Un sì non arrendevole
I quattro sogni di Giuseppe – la nascita di Gesù, la fuga dall’Egitto, il ritorno in patria e l’arrivo a Nazaret – sono stravolgimenti ai quali lui risponde con coraggio, seguendo la volontà di Dio che si rivela “vincente”. Ma Giuseppe non è un uomo rassegnato, la sua è “un’accoglienza attiva”, “un coraggioso e forte protagonismo”.
Non c’è fede senza rischio. Solo abbandonandosi fiduciosamente alla grazia, mettendo da parte i propri programmi e le proprie comodità, si dice davvero “sì” a Dio. E ogni “sì” porta frutto, perché aderisce a un disegno più grande, di cui scorgiamo solo dei particolari, ma che l’Artista divino conosce e porta avanti, per fare di ogni vita un capolavoro.
Le mani operose di Dio
L’altro aspetto riguarda il “servizio” che segna l’itinerario di San Giuseppe e la vocazione e che nasce da un amore libero dal possesso. Il Papa ne sottolinea “il senso oblativo della vita”, la maturazione del dono di sé che si fa “segno della bellezza e della gioia dell’amore”. Ripercorrendo la vita di Giuseppe, Francesco sottolinea la sua capacità di non perdersi d’animo, di andare incontro a nuove situazioni senza lamentarsi, “la disponibilità di chi vive per servire”.
Si può dire che sia stato la mano protesa del Padre celeste verso il suo Figlio in terra. Non può dunque che essere modello per tutte le vocazioni, che a questo sono chiamate: a essere le mani operose del Padre per i suoi figli e le sue figlie.
La cura nel custodire
Mani che accudiscono e custodiscono quanto di più prezioso esista. Quella dello sposo di Maria è “una vocazione riuscita”, “la testimonianza di una vita toccata dall’amore di Dio” che rende San Giuseppe “custode delle vocazioni”.
Che bell’esempio di vita cristiana offriamo quando non inseguiamo ostinatamente le nostre ambizioni e non ci lasciamo paralizzare dalle nostre nostalgie, ma ci prendiamo cura di quello che il Signore, mediante la Chiesa, ci affida!
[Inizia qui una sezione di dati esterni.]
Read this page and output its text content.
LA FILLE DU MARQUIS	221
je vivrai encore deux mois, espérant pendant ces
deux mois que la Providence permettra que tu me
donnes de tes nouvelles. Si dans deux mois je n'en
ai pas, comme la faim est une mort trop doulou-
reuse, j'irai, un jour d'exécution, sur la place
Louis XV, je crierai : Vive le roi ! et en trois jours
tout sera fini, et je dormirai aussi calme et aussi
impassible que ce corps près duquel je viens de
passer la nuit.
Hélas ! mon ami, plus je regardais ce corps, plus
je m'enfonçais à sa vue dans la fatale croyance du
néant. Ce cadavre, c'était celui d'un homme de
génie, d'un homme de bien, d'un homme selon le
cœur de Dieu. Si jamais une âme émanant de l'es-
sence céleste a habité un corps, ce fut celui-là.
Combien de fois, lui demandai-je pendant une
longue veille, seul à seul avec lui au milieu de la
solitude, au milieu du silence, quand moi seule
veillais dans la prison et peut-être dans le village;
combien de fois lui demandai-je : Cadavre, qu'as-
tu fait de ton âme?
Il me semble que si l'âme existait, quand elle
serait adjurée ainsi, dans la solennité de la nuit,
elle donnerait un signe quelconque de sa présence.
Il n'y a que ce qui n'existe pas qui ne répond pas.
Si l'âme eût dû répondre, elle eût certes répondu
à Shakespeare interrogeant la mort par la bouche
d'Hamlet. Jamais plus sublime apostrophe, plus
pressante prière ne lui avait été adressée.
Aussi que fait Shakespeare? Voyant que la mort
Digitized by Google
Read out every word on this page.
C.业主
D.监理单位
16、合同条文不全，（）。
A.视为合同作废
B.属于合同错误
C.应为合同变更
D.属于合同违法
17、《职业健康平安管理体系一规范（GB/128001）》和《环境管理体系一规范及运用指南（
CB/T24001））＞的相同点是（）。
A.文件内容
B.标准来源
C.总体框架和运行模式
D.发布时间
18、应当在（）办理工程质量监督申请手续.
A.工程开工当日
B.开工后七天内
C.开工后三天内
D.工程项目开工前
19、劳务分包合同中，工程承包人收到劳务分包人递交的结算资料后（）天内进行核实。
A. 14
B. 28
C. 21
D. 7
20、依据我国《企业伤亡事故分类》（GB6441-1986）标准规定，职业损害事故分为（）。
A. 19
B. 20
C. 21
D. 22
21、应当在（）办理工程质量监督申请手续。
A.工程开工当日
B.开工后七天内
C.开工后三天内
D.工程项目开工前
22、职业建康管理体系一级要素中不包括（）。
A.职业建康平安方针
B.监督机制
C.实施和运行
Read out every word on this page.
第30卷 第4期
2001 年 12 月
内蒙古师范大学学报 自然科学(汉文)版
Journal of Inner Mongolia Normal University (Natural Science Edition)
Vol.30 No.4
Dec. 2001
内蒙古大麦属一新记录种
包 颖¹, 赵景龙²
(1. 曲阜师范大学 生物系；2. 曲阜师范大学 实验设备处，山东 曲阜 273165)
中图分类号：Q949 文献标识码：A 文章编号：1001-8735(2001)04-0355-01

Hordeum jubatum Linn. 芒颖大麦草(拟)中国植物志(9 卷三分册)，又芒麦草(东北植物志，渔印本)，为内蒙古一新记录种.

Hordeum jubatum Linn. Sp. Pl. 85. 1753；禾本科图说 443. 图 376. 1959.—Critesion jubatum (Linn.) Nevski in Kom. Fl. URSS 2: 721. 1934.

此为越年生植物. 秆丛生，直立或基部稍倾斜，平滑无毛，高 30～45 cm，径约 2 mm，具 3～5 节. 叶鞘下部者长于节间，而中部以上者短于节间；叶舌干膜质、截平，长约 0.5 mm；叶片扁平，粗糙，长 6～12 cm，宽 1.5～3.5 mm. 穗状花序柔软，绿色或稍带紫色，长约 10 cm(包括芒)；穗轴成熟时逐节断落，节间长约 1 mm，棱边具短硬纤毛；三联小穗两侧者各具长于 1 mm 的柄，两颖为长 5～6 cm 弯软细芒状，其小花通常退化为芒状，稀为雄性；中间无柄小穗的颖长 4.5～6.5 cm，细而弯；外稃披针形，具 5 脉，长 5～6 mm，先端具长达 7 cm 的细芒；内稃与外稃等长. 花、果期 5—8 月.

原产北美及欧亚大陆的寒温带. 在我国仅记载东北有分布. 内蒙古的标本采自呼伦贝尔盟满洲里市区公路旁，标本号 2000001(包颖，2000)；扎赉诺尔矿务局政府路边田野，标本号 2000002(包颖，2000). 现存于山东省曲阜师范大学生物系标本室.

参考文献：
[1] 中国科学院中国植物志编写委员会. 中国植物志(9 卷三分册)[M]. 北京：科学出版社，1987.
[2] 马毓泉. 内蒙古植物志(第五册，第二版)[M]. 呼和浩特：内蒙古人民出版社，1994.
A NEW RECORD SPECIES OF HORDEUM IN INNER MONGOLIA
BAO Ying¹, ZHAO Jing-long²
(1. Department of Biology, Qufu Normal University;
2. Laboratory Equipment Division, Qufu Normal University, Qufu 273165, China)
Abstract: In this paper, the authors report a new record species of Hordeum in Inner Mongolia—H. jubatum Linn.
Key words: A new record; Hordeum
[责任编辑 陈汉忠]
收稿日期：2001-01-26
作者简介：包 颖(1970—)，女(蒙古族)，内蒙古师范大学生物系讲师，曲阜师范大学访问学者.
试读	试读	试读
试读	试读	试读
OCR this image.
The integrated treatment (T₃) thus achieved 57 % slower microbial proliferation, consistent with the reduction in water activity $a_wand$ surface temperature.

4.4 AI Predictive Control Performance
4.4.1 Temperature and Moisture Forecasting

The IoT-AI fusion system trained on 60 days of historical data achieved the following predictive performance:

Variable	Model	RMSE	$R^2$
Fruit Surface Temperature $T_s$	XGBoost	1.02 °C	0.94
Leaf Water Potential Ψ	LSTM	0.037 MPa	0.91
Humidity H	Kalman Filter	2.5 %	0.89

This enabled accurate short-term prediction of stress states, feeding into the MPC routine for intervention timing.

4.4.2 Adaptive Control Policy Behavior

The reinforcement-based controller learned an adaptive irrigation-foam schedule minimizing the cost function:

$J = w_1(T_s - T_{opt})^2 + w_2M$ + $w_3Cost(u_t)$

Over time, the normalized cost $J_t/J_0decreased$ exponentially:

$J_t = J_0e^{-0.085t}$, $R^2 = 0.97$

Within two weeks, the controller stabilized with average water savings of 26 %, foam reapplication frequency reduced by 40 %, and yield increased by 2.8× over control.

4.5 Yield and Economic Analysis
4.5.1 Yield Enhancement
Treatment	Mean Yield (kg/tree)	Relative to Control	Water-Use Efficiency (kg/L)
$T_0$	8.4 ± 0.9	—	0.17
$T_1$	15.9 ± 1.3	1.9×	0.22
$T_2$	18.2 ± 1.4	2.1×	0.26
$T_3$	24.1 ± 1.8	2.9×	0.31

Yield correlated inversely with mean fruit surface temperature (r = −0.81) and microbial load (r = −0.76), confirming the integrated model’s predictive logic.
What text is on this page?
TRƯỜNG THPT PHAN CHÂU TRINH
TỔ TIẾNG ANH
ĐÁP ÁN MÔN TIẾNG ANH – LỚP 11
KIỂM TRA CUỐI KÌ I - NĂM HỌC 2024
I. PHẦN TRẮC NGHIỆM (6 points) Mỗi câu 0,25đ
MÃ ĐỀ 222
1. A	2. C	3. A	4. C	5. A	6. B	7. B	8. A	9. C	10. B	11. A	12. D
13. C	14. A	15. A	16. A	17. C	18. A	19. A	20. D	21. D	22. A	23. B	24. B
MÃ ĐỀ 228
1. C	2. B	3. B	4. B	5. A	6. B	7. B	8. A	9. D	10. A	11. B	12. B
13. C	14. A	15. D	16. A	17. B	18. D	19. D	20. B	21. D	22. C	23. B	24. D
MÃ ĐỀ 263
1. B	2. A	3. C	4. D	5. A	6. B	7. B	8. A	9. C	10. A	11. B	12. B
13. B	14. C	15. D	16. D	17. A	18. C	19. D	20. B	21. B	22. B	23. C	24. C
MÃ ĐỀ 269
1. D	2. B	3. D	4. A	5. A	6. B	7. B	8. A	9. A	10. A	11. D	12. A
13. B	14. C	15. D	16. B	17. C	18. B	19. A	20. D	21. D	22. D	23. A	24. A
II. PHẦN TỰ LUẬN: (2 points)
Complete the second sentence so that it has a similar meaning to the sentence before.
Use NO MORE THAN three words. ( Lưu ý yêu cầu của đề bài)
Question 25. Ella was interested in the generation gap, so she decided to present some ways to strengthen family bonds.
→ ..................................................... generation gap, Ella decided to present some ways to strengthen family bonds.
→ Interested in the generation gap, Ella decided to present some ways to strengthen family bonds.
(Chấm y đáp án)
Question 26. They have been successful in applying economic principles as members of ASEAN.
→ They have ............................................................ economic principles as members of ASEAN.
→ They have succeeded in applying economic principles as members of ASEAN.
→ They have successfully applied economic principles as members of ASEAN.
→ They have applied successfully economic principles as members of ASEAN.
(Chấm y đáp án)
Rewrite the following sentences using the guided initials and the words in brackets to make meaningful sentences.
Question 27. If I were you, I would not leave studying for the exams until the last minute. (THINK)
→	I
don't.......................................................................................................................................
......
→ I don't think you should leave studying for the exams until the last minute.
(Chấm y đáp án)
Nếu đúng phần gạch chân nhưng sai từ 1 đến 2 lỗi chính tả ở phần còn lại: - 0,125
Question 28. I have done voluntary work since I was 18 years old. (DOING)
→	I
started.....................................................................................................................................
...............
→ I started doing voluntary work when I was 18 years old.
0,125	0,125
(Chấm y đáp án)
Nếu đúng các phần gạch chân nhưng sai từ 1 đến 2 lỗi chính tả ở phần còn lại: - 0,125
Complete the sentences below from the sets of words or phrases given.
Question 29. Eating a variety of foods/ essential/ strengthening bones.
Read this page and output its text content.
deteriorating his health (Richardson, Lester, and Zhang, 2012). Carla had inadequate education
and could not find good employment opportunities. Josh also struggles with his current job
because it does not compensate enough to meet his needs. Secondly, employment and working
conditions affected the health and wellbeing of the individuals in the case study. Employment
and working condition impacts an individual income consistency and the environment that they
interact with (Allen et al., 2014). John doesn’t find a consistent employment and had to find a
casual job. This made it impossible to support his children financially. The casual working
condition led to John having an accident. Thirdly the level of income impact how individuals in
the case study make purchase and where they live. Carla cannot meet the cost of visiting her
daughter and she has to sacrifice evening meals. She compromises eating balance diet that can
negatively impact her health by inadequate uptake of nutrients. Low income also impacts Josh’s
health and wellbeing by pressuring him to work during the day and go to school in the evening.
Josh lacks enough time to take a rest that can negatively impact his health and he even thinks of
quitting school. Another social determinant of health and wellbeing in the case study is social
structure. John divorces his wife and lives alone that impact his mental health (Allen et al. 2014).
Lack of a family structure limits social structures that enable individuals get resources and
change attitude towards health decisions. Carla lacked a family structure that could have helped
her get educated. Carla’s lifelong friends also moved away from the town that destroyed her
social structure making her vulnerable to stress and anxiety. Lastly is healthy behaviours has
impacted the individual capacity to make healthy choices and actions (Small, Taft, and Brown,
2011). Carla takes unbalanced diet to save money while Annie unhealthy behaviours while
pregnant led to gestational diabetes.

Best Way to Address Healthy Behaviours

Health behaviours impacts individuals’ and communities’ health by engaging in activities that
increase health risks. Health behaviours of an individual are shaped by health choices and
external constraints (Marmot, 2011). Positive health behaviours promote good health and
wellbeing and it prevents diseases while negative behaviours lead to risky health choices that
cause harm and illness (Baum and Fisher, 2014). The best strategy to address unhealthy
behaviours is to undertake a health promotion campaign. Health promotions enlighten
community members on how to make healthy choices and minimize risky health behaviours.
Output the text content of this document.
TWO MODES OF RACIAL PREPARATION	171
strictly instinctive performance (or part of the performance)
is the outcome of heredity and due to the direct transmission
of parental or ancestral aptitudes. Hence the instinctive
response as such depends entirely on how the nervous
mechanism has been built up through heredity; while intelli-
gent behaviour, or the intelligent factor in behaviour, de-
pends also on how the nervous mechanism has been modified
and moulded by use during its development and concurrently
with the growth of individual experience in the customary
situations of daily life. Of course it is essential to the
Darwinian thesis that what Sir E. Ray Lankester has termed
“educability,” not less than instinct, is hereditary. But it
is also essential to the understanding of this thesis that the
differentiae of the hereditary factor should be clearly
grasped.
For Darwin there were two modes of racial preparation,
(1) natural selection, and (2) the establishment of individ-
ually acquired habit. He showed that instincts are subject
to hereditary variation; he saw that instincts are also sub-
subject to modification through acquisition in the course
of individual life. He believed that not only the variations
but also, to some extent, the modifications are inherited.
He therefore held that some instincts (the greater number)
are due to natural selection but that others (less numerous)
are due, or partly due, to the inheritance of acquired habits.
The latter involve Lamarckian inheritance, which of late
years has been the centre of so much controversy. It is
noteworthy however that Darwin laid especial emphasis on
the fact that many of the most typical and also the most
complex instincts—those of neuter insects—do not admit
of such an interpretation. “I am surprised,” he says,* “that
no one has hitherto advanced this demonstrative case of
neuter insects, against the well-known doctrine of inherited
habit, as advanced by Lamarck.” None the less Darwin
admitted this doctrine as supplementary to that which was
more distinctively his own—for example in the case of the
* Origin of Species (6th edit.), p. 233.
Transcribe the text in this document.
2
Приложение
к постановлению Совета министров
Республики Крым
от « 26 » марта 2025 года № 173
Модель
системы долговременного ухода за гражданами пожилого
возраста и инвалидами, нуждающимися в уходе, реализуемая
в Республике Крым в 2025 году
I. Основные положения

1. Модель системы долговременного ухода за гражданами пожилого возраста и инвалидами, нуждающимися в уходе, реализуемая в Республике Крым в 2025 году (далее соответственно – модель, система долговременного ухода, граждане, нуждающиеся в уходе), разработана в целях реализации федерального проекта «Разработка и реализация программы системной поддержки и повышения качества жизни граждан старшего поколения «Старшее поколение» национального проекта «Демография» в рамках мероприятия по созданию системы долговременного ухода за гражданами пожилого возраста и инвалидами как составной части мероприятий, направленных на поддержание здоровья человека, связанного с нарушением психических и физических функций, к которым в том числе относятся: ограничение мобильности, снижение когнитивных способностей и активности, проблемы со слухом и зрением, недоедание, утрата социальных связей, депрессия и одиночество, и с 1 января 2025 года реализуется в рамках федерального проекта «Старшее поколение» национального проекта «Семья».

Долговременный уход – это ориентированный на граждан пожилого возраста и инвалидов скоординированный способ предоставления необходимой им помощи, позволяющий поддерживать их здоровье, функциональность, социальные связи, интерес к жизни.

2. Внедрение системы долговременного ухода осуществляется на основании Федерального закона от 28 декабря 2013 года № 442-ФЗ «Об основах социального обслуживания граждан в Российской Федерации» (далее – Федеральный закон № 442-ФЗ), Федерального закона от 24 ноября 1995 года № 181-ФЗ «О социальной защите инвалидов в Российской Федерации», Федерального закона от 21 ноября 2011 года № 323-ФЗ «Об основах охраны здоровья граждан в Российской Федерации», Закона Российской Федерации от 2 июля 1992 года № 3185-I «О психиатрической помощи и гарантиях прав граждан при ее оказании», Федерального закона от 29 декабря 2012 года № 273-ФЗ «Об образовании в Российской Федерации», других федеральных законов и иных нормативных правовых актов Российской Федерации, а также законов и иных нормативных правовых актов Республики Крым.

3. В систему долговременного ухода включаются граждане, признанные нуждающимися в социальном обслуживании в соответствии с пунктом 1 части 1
Allora Dio riversa il suo Spirito, la sua creatività, su di noi; e opera meraviglie, come in Giuseppe.
Tornare al primo amore
Le sue mani di falegname portano in dono la pazienza, “medita, pondera: non si lascia dominare dalla fretta, – scrive il Papa parlando del padre putativo di Gesù - non cede alla tentazione di prendere decisioni avventate, non asseconda l’istinto e non vive all’istante”. Il suo è un esercizio di fedeltà che vale anche per le vocazioni, è infatti quella la strada per farle maturare, nello stringersi a Dio anche se si ha paura. “Non temere”: dice il Signore a Giuseppe.
Dio, il sogno della propria vita
“Questa fedeltà – sottolinea il Papa nel messaggio - è il segreto della gioia”, di chi custodisce ciò che conta: “la vicinanza fedele a Dio e al prossimo”. “Come sarebbe bello – è l’augurio di Francesco - se la stessa atmosfera semplice e radiosa, sobria e speranzosa, permeasse i nostri seminari, i nostri istituti religiosi, le nostre case parrocchiali!”
È la gioia che auguro a voi, fratelli e sorelle che con generosità avete fatto di Dio il sogno della vita, per servirlo nei fratelli e nelle sorelle che vi sono affidati, attraverso una fedeltà che è già di per sé testimonianza, in un’epoca segnata da scelte passeggere ed emozioni che svaniscono senza lasciare la gioia. San Giuseppe, custode delle vocazioni, vi accompagni con cuore di padre!